Clearly, these consequences are extreme and potentially disastrous. The effect of our individual human activities has a significant collective impact on our atmosphere, and therefore our long-term well-being. While the causes of excess carbon emissions are many, the automobile is certainly a prime culprit.
So, what can you do to lower your carbon footprint?
- Use the EPA’s household emissions calculator at www.epa.gov/climatechange/emissions/ind_calculator.html. This will give you a good idea of your carbon footprint, and offer suggestions on how to reduce your emissions.

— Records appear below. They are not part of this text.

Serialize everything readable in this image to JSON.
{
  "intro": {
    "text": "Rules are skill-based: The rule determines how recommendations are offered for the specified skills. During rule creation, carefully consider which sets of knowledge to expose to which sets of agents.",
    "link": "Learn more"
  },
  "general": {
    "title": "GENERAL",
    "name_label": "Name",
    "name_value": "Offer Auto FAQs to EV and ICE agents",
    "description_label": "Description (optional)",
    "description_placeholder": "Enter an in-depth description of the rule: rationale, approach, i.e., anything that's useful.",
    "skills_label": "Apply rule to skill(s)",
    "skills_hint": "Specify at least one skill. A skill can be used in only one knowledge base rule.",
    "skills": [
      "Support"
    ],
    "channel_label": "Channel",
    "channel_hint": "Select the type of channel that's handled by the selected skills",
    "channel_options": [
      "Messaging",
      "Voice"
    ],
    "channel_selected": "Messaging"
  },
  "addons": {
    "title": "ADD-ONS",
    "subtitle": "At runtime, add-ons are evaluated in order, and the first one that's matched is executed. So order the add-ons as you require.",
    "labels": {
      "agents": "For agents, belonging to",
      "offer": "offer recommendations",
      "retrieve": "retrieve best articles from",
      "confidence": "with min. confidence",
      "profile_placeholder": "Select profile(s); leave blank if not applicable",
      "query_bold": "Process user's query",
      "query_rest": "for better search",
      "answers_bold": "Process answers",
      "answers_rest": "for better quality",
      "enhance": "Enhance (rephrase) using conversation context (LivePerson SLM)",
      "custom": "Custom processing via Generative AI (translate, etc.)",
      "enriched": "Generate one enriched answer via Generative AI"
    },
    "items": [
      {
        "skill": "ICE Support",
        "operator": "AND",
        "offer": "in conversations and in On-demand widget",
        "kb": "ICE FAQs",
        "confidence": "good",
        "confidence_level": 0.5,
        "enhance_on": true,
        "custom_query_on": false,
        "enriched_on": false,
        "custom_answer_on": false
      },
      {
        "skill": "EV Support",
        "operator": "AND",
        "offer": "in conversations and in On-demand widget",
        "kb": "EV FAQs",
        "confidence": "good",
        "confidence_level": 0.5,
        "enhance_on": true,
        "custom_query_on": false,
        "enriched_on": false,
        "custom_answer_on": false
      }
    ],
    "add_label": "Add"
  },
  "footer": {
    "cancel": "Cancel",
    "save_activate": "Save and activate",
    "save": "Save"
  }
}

- Check out the many resources provided by the EPA, including a green vehicle guide, a fuel economy guide, and a guide suggesting ways to reduce emissions through better driving practices: www.epa.gov/oms/climate/whatyoucando.htm
- Kick your car to the curb, or take any other mode of getting to work other than your drive alone vehicle, even if only 2-3 days a week. You reduce your emissions most by walking, bicycling, or teleworking, but bus, vanpool, and carpool are effective ways of making reductions in your carbon footprint.
- Support land use and transportation policies that promote density and discourage sprawl.